«Big Data Djihad», c’est une histoire d’amour vache, de réseaux sociaux HS, des émotions édulcorées, un Dieu qui ne compte que les larmes des femmes, un monde «qui pue la merde» car peuplé de «trous de balles». Dans un registre cru, Hicham Lasri dépeint donc une humanité enracinée dans la peur, qui fait le sel du monde moderne.
Le360 vous convie à découvrir les bonnes feuilles d’un roman décrivant un anti-héros génial, qui casse Internet pour punir une influenceuse qui l’a quitté, sans que toutes les polices du monde ne parviennent à savoir ni comment, ni pourquoi.
... dans l’ascenseur.
Je croise le postier avec son sourire et ses haillons jaunes. Les écrivaillons de lettres anonymes font aussi partie de la fange de ce marécage dangereux qui borde ma vie de tous côtés. En fait de lettres anonymes, il s’agit de SMS, de messages, de mails...
La modernité n’a pas chassé le moyenâgeux faquin et pustuleux. Ah, les lettres anonymes, monument que nous ont laissé les Français après la fin de la Possession, avec la statue du Maréchal Lyautey en Don Quichotte et les diplômés bougnoules qui ne savent pas lire l’arabe en Sancho Panza.
J’aime ces lettres anonymes qui suintent une forme tordue d’amour. Elles disent quoi, ces lettres? Peu de choses. Entre deux menaces de mort, des révélations croustillantes, des tentatives d’extorsion risibles et l’ineffable vérité sur la Pisseuse de Dos! Un commerce qui manque d’efficacité que ces lettres anonymes, vaguement amicales, vaguement menaçantes! Ils essaient de m’agonir, ils ne savent pas que je suis revenu de la mort et que bientôt je vais marcher sur le tapis du temps comme Jésus Christmas sur l’eau de boudin. M’agonir, moi! Il n’y a pas assez de pages pour déployer mon rire le plus sincère et le plus ironique. C’est toujours étourdissant de se découvrir des ennemis quand on est tellement dans son monde passé au gel antiseptique du désaveu social, quand le monde est dépieuté des figurants, obséquieux et autres quémandeurs.

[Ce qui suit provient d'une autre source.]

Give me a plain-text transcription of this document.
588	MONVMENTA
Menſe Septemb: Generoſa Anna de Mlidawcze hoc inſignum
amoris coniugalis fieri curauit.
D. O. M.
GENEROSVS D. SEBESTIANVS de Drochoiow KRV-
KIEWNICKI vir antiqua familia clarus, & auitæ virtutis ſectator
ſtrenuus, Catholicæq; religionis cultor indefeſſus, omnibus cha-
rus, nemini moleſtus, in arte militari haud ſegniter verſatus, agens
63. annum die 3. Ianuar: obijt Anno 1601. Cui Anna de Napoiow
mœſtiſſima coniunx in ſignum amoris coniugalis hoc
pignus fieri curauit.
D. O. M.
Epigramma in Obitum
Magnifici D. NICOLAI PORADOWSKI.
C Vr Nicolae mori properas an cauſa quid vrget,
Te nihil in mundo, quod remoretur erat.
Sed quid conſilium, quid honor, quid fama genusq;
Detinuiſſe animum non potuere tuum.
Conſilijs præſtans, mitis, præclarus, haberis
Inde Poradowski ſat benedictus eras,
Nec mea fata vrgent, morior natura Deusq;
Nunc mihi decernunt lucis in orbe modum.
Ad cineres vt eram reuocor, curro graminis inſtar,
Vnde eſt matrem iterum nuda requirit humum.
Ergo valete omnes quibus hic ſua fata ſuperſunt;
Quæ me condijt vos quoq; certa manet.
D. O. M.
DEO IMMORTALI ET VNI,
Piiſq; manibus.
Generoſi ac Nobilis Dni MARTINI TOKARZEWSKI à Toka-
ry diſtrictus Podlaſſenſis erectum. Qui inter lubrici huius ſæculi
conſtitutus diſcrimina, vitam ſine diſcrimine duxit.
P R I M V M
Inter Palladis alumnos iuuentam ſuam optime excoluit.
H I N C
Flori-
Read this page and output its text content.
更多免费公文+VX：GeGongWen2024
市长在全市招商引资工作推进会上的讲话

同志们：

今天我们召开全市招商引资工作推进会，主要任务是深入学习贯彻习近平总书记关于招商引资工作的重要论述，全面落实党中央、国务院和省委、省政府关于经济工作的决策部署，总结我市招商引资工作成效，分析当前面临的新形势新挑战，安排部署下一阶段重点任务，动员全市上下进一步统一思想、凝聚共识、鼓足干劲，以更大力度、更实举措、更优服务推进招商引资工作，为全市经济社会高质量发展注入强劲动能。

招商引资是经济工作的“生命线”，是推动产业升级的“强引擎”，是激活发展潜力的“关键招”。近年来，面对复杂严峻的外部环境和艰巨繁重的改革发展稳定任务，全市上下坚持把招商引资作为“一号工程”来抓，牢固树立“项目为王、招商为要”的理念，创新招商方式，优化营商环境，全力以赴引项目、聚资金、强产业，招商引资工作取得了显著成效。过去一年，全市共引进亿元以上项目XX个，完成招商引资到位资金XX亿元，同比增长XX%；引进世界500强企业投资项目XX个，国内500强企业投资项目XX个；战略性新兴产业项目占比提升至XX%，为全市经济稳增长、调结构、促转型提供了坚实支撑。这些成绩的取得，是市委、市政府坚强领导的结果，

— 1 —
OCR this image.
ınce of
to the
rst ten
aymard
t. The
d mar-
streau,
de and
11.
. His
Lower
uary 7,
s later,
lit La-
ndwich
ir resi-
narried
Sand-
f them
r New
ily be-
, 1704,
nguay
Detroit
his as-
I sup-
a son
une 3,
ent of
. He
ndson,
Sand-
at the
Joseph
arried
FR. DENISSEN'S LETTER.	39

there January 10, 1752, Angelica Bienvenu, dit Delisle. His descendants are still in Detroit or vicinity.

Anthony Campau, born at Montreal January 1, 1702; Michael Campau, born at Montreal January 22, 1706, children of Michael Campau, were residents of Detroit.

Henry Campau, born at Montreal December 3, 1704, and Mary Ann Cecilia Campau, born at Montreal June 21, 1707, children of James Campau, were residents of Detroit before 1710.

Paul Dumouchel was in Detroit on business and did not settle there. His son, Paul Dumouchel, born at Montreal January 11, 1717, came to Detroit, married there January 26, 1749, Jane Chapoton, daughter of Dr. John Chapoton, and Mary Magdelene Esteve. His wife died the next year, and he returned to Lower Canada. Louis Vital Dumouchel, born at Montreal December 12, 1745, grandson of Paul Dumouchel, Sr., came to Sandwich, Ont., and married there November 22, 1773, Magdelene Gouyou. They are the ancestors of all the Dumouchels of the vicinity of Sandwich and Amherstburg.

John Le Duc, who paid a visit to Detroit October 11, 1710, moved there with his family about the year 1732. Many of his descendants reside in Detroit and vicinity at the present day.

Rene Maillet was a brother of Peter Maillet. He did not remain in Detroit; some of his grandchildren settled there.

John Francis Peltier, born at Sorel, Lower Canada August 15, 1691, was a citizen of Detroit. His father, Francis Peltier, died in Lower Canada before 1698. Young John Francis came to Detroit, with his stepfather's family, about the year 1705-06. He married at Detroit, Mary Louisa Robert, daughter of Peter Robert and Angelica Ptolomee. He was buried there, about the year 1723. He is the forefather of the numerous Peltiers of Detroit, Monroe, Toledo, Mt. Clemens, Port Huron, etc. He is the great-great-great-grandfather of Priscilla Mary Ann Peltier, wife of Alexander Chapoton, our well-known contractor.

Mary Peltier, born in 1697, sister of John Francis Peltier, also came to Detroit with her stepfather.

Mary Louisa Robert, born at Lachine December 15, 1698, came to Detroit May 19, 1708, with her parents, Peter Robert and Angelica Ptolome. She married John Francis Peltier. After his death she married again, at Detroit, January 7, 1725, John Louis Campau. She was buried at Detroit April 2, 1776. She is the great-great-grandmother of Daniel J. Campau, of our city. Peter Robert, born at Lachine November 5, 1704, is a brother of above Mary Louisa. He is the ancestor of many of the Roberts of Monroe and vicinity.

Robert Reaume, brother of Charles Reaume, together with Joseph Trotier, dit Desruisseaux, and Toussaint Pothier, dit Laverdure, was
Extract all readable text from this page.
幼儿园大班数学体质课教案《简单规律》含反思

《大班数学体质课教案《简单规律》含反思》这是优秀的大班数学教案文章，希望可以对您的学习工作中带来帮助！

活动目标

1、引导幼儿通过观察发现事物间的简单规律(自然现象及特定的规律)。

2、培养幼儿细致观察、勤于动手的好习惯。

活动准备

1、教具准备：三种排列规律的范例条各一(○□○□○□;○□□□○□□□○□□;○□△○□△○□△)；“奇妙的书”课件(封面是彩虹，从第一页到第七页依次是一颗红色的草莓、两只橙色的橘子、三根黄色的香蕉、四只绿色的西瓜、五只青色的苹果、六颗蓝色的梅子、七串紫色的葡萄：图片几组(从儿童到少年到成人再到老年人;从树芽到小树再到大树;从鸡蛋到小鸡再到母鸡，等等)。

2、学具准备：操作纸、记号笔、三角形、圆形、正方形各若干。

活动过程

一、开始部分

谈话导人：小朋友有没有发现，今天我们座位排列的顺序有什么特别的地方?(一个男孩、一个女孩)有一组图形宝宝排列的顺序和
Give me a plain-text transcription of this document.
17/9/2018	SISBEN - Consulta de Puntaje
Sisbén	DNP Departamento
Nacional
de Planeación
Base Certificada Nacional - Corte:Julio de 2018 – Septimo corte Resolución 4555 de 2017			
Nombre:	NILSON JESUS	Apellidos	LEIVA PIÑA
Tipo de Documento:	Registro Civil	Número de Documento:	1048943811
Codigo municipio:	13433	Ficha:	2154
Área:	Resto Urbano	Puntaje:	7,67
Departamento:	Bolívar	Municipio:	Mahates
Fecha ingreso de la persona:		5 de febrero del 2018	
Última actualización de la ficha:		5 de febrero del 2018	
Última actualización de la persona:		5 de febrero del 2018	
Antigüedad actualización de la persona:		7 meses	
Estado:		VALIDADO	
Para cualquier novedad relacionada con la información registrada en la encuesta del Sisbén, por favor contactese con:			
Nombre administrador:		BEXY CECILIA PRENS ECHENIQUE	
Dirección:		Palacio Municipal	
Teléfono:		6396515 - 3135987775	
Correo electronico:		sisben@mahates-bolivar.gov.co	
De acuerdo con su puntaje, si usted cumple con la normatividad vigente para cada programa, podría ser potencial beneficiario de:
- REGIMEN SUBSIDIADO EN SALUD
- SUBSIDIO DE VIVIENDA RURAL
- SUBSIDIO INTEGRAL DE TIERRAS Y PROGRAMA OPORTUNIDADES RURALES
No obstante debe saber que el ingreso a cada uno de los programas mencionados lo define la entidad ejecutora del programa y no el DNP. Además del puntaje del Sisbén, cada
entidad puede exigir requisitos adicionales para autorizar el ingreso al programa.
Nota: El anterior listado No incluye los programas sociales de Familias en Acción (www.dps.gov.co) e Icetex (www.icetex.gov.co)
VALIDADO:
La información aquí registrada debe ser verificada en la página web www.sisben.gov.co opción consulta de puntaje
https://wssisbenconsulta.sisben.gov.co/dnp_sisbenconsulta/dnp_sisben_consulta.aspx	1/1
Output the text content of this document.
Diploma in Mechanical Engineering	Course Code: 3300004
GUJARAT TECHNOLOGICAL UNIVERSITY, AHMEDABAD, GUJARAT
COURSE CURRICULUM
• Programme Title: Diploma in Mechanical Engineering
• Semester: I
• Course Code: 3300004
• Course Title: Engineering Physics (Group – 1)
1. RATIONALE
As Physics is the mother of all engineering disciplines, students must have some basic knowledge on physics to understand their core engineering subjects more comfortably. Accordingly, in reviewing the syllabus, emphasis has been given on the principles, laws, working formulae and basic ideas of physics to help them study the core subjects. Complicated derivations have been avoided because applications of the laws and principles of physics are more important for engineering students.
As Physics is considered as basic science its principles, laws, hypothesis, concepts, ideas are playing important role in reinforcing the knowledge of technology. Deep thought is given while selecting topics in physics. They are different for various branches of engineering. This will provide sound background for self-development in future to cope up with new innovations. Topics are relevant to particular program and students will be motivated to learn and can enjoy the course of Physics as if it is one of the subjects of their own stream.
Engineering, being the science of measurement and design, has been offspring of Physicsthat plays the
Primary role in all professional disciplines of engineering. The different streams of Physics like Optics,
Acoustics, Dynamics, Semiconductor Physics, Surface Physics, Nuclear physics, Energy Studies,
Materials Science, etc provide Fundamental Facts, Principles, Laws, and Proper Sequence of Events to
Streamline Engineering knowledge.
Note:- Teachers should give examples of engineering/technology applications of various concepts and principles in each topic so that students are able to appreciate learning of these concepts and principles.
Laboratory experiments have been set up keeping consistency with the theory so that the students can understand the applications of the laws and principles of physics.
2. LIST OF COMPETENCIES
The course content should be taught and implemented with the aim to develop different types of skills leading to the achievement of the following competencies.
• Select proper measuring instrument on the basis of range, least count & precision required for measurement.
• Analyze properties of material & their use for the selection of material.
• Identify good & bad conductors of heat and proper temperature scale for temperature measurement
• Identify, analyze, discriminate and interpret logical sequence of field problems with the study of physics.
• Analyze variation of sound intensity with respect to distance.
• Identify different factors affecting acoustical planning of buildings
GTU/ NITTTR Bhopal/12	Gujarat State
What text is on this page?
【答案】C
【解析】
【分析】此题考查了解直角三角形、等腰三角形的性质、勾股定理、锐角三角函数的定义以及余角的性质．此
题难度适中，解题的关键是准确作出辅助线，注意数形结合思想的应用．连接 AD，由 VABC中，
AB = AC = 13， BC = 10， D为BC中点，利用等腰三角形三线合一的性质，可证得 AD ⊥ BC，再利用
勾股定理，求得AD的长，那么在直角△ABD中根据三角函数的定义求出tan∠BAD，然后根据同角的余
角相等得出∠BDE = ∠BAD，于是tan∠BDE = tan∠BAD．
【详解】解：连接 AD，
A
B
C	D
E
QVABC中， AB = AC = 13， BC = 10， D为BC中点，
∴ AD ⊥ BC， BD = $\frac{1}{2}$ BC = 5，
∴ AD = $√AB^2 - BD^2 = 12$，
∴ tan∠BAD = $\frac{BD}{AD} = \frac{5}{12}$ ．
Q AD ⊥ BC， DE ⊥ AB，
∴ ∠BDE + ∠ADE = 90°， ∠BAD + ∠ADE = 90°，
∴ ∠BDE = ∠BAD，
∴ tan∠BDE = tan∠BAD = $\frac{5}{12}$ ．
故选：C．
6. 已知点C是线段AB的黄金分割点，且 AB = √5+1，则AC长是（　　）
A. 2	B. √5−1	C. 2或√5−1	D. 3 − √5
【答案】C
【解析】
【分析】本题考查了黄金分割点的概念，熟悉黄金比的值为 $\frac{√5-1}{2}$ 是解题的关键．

Des ennemis? Pourquoi faire?
Je suis toujours...
... dans l’ascenseur.
Les scrupules font trébucher mes idées, scrupulus en latin signifie «petit caillou» et j’aurais aimé ne pas en avoir dans mes chaussures. Caca! De manière médiumnique, je réalise que l’étage où se trouve mon appartement n’est probablement plus là. J’en ai marre d’être un personnage rageur et maximaliste, je voudrais bien débrancher mon cerveau et le laisser refroidir une heure ou deux. Je ne veux plus être irascible, narquois. Je veux être libre, même un peu. Soulagé du poids mort des autres! De leur souffle souffreteux de soufre... Kennedy a clamé un jour à Berlin: «La liberté est indivisible, et lorsqu’un seul homme est réduit en esclavage, aucun n’est libre.»
C’est ça! Démagogue. La liberté, c’est un souffle à la fois, on ne peut pas remplir ses poumons d’air pour le reste de sa vie ni même pour une journée: un souffle à la fois et avec de l’effort, et surtout il ne faut pas oublier comment on respire.